Вопрос был совсем неожиданным для Алексея. Вытирая краем рукава пот, выступивший на лбу мелкими каплями, не то от вопроса хозяина, не то от спиртного, Речкин едва выдавил невнятно:
– Так они же союзники наши… По договоренности, видимо, и летают…
– Какие, к чертям проклятым, договоренности! – вдруг резко повысил тон Захар Фролович, но, спохватившись, воровато поглядел по сторонам, будто в помещении был кто-то еще, кто мог подслушать, и снова зашептал, непроизвольно оплевывая ухо Алексею: – Какие договоренности! Были б договоренности – сразу б в газетах написали, а там что? Что в них? Тишь да гладь!
Тесть вновь вскочил из-за стола, проследовал к окну и извлек из-за занавески увесистую стопку газет.
– За последний месяц… – ткнул он пальцем в газеты, бросив их на стол под самый нос зятя. – Вообще ничего не сказано про полеты!

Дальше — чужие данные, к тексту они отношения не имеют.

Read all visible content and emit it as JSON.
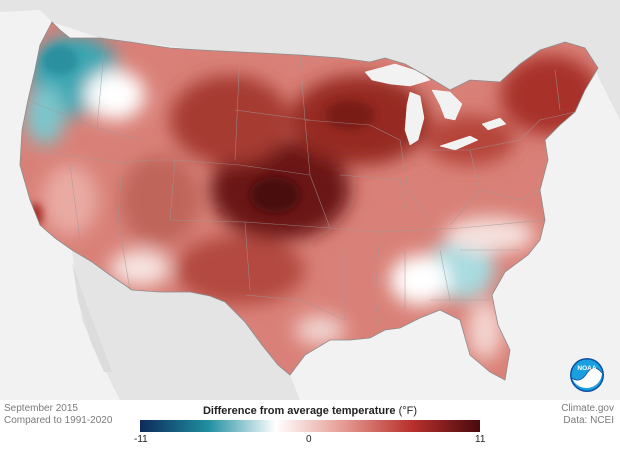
{
  "caption": {
    "date": "September 2015",
    "baseline": "Compared to 1991-2020"
  },
  "credit": {
    "source": "Climate.gov",
    "data": "Data: NCEI"
  },
  "legend": {
    "title": "Difference from average temperature",
    "unit": "(°F)",
    "min_label": "-11",
    "mid_label": "0",
    "max_label": "11",
    "colors": [
      "#0d2a5c",
      "#1f8fa0",
      "#ffffff",
      "#e49a92",
      "#b8302c",
      "#4a0a0e"
    ]
  },
  "logo": {
    "icon": "noaa-logo",
    "text": "NOAA"
  }
}
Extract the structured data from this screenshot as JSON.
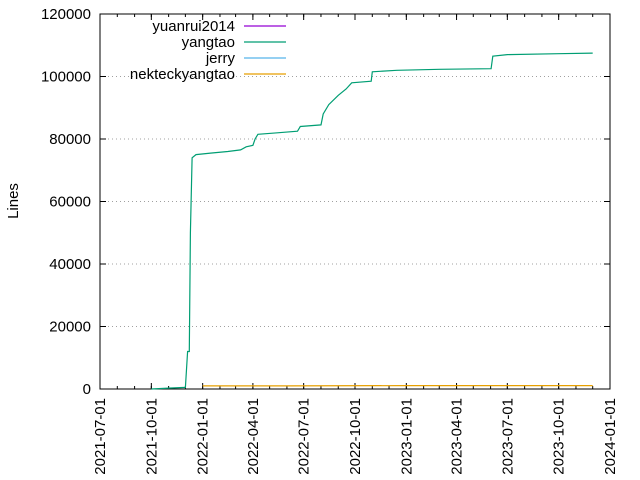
{
  "chart_data": {
    "type": "line",
    "ylabel": "Lines",
    "xlabel": "",
    "y_ticks": [
      "0",
      "20000",
      "40000",
      "60000",
      "80000",
      "100000",
      "120000"
    ],
    "ylim": [
      0,
      120000
    ],
    "x_ticks": [
      "2021-07-01",
      "2021-10-01",
      "2022-01-01",
      "2022-04-01",
      "2022-07-01",
      "2022-10-01",
      "2023-01-01",
      "2023-04-01",
      "2023-07-01",
      "2023-10-01",
      "2024-01-01"
    ],
    "xlim": [
      "2021-07-01",
      "2024-01-01"
    ],
    "grid": "y-dotted",
    "legend_position": "top-left",
    "series": [
      {
        "name": "yuanrui2014",
        "color": "#9400d3",
        "points": []
      },
      {
        "name": "yangtao",
        "color": "#009e73",
        "points": [
          [
            "2021-10-01",
            0
          ],
          [
            "2021-11-01",
            300
          ],
          [
            "2021-12-01",
            500
          ],
          [
            "2021-12-05",
            12000
          ],
          [
            "2021-12-08",
            12000
          ],
          [
            "2021-12-10",
            50000
          ],
          [
            "2021-12-13",
            74000
          ],
          [
            "2021-12-20",
            75000
          ],
          [
            "2022-01-15",
            75500
          ],
          [
            "2022-02-15",
            76000
          ],
          [
            "2022-03-10",
            76500
          ],
          [
            "2022-03-20",
            77500
          ],
          [
            "2022-04-01",
            78000
          ],
          [
            "2022-04-05",
            80000
          ],
          [
            "2022-04-10",
            81500
          ],
          [
            "2022-05-15",
            82000
          ],
          [
            "2022-06-20",
            82500
          ],
          [
            "2022-06-25",
            84000
          ],
          [
            "2022-08-01",
            84500
          ],
          [
            "2022-08-05",
            88000
          ],
          [
            "2022-08-15",
            91000
          ],
          [
            "2022-09-01",
            94000
          ],
          [
            "2022-09-15",
            96000
          ],
          [
            "2022-09-25",
            98000
          ],
          [
            "2022-10-30",
            98500
          ],
          [
            "2022-11-01",
            101500
          ],
          [
            "2022-12-15",
            102000
          ],
          [
            "2023-03-01",
            102300
          ],
          [
            "2023-06-02",
            102500
          ],
          [
            "2023-06-05",
            106500
          ],
          [
            "2023-07-01",
            107000
          ],
          [
            "2023-10-01",
            107300
          ],
          [
            "2023-12-01",
            107500
          ]
        ]
      },
      {
        "name": "jerry",
        "color": "#56b4e9",
        "points": []
      },
      {
        "name": "nekteckyangtao",
        "color": "#e69f00",
        "points": [
          [
            "2022-01-01",
            1000
          ],
          [
            "2022-06-01",
            1000
          ],
          [
            "2023-01-01",
            1100
          ],
          [
            "2023-12-01",
            1100
          ]
        ]
      }
    ]
  }
}
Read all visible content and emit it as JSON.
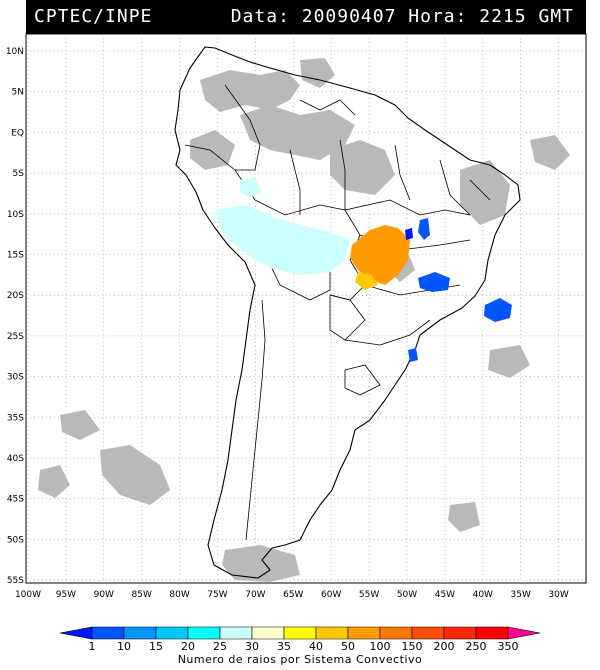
{
  "header": {
    "source": "CPTEC/INPE",
    "datetime": "Data: 20090407 Hora: 2215 GMT"
  },
  "lat_labels": [
    "10N",
    "5N",
    "EQ",
    "5S",
    "10S",
    "15S",
    "20S",
    "25S",
    "30S",
    "35S",
    "40S",
    "45S",
    "50S",
    "55S"
  ],
  "lon_labels": [
    "100W",
    "95W",
    "90W",
    "85W",
    "80W",
    "75W",
    "70W",
    "65W",
    "60W",
    "55W",
    "50W",
    "45W",
    "40W",
    "35W",
    "30W"
  ],
  "legend": {
    "title": "Numero de raios por Sistema Convectivo",
    "ticks": [
      "1",
      "10",
      "15",
      "20",
      "25",
      "30",
      "35",
      "40",
      "50",
      "100",
      "150",
      "200",
      "250",
      "350"
    ],
    "colors": [
      "#0015ff",
      "#0055ff",
      "#0095ff",
      "#00c8ff",
      "#00ffff",
      "#ccffff",
      "#ffffcc",
      "#ffff00",
      "#ffc800",
      "#ff9b00",
      "#ff7800",
      "#ff4b00",
      "#ff2800",
      "#ff0000",
      "#ff0096"
    ]
  },
  "colors": {
    "cloud": "#b4b4b4",
    "land_line": "#000000",
    "grid": "#888888",
    "header_bg": "#000000"
  }
}
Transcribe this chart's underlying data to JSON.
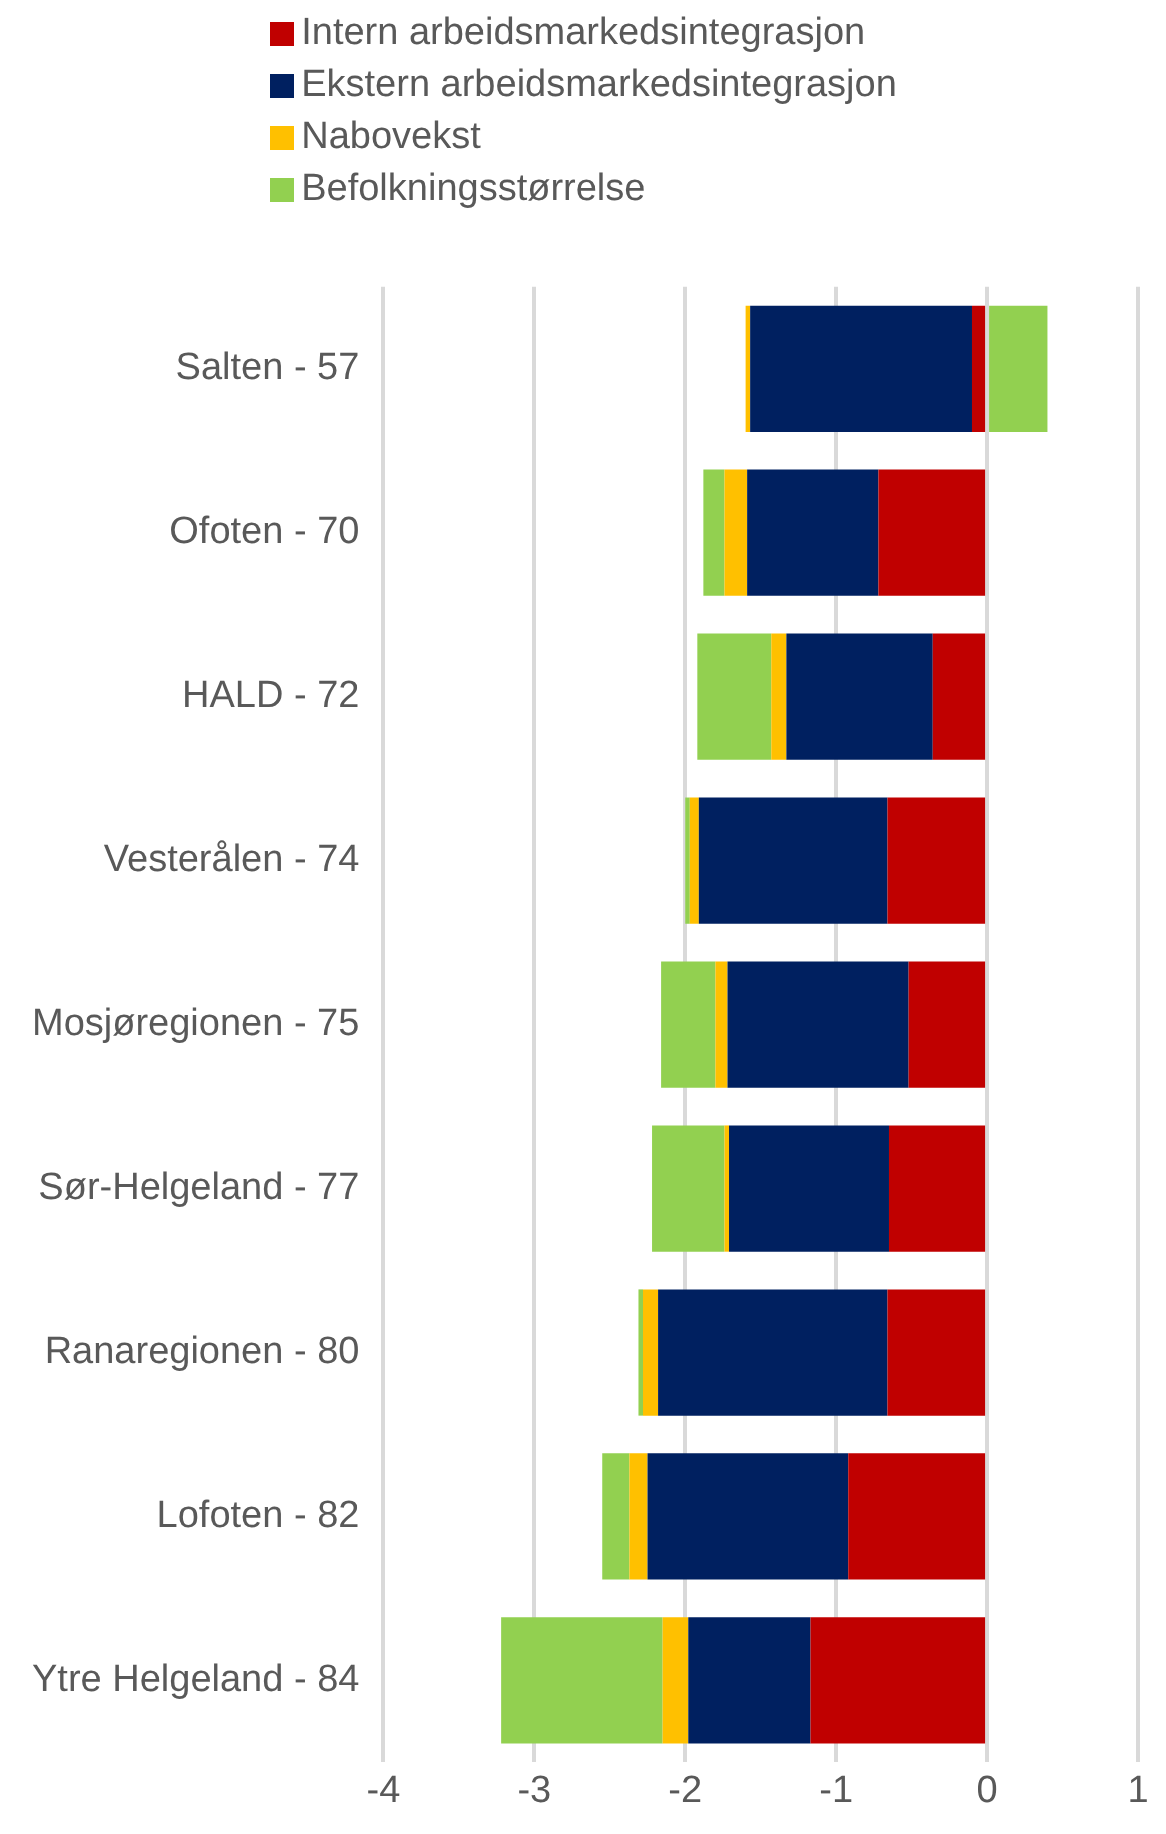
{
  "chart_data": {
    "type": "bar",
    "orientation": "horizontal",
    "stacked": true,
    "categories": [
      "Salten - 57",
      "Ofoten - 70",
      "HALD - 72",
      "Vesterålen - 74",
      "Mosjøregionen - 75",
      "Sør-Helgeland - 77",
      "Ranaregionen - 80",
      "Lofoten - 82",
      "Ytre Helgeland - 84"
    ],
    "series": [
      {
        "name": "Intern arbeidsmarkedsintegrasjon",
        "color": "#c00000",
        "values": [
          -0.1,
          -0.72,
          -0.36,
          -0.66,
          -0.52,
          -0.65,
          -0.66,
          -0.92,
          -1.17
        ]
      },
      {
        "name": "Ekstern arbeidsmarkedsintegrasjon",
        "color": "#002060",
        "values": [
          -1.47,
          -0.87,
          -0.97,
          -1.25,
          -1.2,
          -1.06,
          -1.52,
          -1.33,
          -0.81
        ]
      },
      {
        "name": "Nabovekst",
        "color": "#ffc000",
        "values": [
          -0.03,
          -0.15,
          -0.1,
          -0.06,
          -0.08,
          -0.03,
          -0.1,
          -0.12,
          -0.17
        ]
      },
      {
        "name": "Befolkningsstørrelse",
        "color": "#92d050",
        "values": [
          0.4,
          -0.14,
          -0.49,
          -0.03,
          -0.36,
          -0.48,
          -0.03,
          -0.18,
          -1.07
        ]
      }
    ],
    "xlim": [
      -4,
      1
    ],
    "xticks": [
      -4,
      -3,
      -2,
      -1,
      0,
      1
    ],
    "grid": "x",
    "legend": "top"
  }
}
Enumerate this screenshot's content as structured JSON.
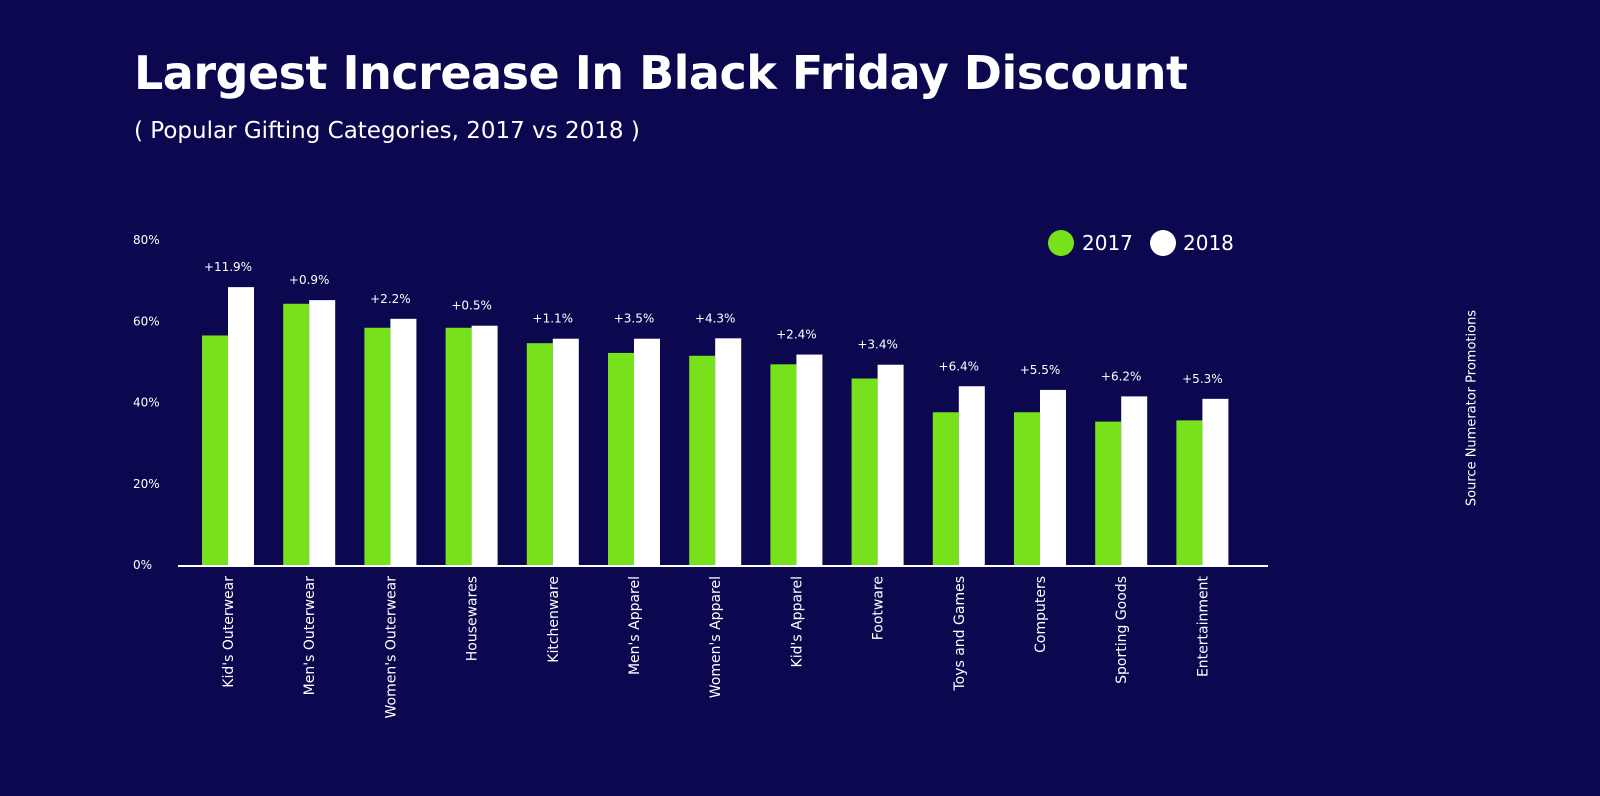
{
  "colors": {
    "background": "#0b0850",
    "series_2017": "#77e21b",
    "series_2018": "#ffffff",
    "text": "#ffffff"
  },
  "header": {
    "title": "Largest Increase In Black Friday Discount",
    "subtitle": "( Popular Gifting Categories, 2017 vs 2018 )"
  },
  "source": "Source Numerator Promotions",
  "chart_data": {
    "type": "bar",
    "title": "Largest Increase In Black Friday Discount",
    "subtitle": "( Popular Gifting Categories, 2017 vs 2018 )",
    "categories": [
      "Kid's Outerwear",
      "Men's Outerwear",
      "Women's Outerwear",
      "Housewares",
      "Kitchenware",
      "Men's Apparel",
      "Women's Apparel",
      "Kid's Apparel",
      "Footware",
      "Toys and Games",
      "Computers",
      "Sporting Goods",
      "Entertainment"
    ],
    "series": [
      {
        "name": "2017",
        "values": [
          56.5,
          64.3,
          58.4,
          58.4,
          54.6,
          52.2,
          51.5,
          49.4,
          45.9,
          37.6,
          37.6,
          35.3,
          35.6
        ]
      },
      {
        "name": "2018",
        "values": [
          68.4,
          65.2,
          60.6,
          58.9,
          55.7,
          55.7,
          55.8,
          51.8,
          49.3,
          44.0,
          43.1,
          41.5,
          40.9
        ]
      }
    ],
    "data_labels": [
      "+11.9%",
      "+0.9%",
      "+2.2%",
      "+0.5%",
      "+1.1%",
      "+3.5%",
      "+4.3%",
      "+2.4%",
      "+3.4%",
      "+6.4%",
      "+5.5%",
      "+6.2%",
      "+5.3%"
    ],
    "yticks": [
      "0%",
      "20%",
      "40%",
      "60%",
      "80%"
    ],
    "ytick_values": [
      0,
      20,
      40,
      60,
      80
    ],
    "ylim": [
      0,
      80
    ],
    "xlabel": "",
    "ylabel": "",
    "grid": false,
    "legend_position": "top-right"
  }
}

Будто и не летают! Кажется будто нам всем!
– Ну, может, в других газетах что есть об этом… – снова терялся Речкин.
– Да нет других, вот они – все! – махал возбужденно руками Захар Фролович. – До единой! «Комсомольская правда», «Большевик Заполярья», «Красная звезда», «Рыбак Заполярья» и все-все другие молчат об этом!
Даже сквозь хмельной туман Речкин обеспокоился столь нездоровым интересом тестя к поднятому вопросу. Последние несколько лет складировать дома газеты было делом опасным, как бы не вышло чего дурного… Осторожные люди газеты старались уничтожить сразу после прочтения, чтоб у посторонних не возник вопрос – с какой целью в этом доме берегут газеты, уж не задумали ли чего?
– Захар Фролович, – осторожно проговорил Алексей, вновь наполняя стопки, – вы бы их выбросили от греха подальше!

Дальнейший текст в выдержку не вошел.